MTA: Nay to feds’ face mask policy
Federal guidance that frontline MTA workers shouldn’t wear face masks to contain the spread of coronavirus isn’t working for the city’s top transit boss — who has tested positive for the disease himself.
“We’re no longer taking the advice of the [federal] CDC and the [UN’s] World Health Organization,” Metropolitan Transportation Authority Chairman Patrick Foye (inset) said Tuesday. “We have decided not to take that advice going back to last week. We’re distributing north of 75,000 masks to our frontline workers. That number will grow.”
Foye’s fiery announcement comes as at least eight MTA employees have died from coronavirus, with an additional 582 sick with the disease and another 3,334 directed to quarantine.
Workers and union leaders for weeks called for the distribution of protective face masks to contain the spread of the outbreak among MTA workers. But until Friday, when the MTA announced it had secured tens of thousands of new masks for employees, transit honchos followed the guidance of the federal Centers for Disease Control and Prevention.
Foye, who tested positive for COVID-19 on Saturday, isn’t the only high-ranking New York official to question the wisdom of the CDC.

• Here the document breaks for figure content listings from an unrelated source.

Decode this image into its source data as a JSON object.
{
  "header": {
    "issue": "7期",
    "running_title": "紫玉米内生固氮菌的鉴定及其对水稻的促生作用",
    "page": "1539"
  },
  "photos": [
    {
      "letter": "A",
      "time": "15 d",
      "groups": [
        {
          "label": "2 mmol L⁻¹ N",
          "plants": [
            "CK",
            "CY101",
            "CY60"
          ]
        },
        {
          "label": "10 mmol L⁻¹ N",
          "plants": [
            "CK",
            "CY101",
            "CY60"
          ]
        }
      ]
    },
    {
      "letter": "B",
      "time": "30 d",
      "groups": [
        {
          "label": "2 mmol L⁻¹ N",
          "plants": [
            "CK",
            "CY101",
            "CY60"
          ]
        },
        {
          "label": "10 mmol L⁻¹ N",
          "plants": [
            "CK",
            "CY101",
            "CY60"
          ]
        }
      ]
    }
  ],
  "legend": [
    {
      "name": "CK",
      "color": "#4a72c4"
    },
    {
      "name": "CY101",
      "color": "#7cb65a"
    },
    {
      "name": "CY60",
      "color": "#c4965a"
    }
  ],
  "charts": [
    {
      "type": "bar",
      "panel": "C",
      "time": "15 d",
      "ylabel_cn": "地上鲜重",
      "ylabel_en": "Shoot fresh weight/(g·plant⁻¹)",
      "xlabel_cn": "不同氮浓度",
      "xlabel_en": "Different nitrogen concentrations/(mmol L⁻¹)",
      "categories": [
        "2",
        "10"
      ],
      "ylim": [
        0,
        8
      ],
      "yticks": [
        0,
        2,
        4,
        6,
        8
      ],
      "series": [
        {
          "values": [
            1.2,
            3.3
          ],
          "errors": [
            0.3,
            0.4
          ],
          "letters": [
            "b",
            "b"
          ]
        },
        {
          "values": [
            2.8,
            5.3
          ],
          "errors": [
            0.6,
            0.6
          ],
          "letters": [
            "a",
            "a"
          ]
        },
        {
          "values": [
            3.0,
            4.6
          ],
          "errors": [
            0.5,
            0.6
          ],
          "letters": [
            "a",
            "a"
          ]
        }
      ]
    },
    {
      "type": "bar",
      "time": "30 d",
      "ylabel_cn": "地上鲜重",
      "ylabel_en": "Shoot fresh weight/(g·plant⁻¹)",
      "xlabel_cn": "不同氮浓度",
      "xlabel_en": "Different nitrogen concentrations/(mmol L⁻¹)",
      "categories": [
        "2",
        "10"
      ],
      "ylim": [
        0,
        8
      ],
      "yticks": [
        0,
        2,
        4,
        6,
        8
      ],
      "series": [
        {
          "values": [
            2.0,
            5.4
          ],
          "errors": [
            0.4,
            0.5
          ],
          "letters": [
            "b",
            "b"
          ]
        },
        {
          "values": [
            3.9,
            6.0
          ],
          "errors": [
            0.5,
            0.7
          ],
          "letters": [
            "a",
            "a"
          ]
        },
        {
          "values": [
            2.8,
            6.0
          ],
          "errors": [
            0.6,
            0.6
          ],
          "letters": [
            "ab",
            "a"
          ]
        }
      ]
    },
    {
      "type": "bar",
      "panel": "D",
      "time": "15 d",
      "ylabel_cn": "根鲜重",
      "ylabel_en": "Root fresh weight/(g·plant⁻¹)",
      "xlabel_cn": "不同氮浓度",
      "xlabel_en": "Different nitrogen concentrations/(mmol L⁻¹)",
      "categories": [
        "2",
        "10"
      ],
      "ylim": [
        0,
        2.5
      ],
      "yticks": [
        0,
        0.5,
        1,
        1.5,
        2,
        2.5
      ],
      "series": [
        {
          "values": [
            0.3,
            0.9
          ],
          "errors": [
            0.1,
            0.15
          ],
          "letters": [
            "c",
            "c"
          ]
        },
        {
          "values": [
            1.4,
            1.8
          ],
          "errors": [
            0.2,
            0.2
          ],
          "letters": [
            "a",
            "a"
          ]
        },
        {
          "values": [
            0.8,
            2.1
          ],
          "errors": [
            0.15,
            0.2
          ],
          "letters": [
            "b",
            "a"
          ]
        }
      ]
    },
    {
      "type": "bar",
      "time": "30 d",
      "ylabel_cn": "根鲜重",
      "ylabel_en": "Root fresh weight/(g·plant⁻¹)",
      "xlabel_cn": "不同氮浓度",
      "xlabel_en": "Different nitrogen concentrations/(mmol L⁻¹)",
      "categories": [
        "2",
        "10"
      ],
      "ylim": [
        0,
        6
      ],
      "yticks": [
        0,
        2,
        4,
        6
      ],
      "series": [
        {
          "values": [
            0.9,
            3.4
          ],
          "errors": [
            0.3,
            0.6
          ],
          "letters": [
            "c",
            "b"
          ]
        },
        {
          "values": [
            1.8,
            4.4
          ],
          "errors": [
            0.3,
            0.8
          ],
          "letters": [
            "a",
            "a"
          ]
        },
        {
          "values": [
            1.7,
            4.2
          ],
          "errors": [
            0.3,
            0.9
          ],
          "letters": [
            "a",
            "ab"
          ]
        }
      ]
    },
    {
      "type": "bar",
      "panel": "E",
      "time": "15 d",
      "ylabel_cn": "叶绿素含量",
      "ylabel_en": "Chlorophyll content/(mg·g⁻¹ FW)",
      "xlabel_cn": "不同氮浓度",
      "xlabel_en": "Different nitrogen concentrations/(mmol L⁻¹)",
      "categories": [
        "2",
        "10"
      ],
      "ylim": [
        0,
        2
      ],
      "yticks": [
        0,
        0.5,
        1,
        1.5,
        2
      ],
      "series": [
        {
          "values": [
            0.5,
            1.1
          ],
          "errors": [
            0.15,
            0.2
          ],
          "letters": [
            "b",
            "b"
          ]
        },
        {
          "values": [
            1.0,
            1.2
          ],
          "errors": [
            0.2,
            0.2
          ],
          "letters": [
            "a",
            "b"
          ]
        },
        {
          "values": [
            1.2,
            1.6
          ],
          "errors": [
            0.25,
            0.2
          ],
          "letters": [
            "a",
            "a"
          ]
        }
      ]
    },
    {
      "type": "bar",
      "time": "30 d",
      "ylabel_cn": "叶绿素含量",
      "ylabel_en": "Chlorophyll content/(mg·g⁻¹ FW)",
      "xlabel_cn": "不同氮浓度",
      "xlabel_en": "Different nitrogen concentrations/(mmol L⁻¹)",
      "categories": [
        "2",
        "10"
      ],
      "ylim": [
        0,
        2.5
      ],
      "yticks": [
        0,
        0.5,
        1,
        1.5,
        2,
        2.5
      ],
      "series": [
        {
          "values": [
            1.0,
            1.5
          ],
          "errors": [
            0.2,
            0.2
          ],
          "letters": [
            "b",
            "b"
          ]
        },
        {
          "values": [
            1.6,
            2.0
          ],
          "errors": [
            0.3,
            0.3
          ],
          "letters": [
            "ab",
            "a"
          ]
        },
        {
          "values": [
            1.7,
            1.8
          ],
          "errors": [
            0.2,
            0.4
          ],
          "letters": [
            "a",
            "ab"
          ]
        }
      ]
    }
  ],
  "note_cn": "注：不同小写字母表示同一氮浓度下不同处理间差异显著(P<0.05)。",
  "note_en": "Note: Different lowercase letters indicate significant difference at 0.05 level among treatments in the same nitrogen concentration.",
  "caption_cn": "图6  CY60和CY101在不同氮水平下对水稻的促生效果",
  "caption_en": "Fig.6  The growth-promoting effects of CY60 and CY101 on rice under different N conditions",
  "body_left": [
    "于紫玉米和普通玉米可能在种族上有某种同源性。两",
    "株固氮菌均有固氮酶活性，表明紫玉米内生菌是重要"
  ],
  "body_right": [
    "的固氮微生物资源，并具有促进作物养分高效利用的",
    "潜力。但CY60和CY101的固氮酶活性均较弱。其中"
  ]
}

Gov. Cuomo said Saturday he was taking a hard look at federal guidelines around protective equipment for health care workers. “Many health care professionals are concerned that those [CDC] guidelines do not adequately protect the nurses and the doctors,” said Cuomo. “If we believe the CDC guidelines don’t protect health care professionals, we will put our own guidelines in place.”
National Institute of Allergy and Infectious Diseases Director Anthony Fauci said the CDC is considering new guidelines on face masks.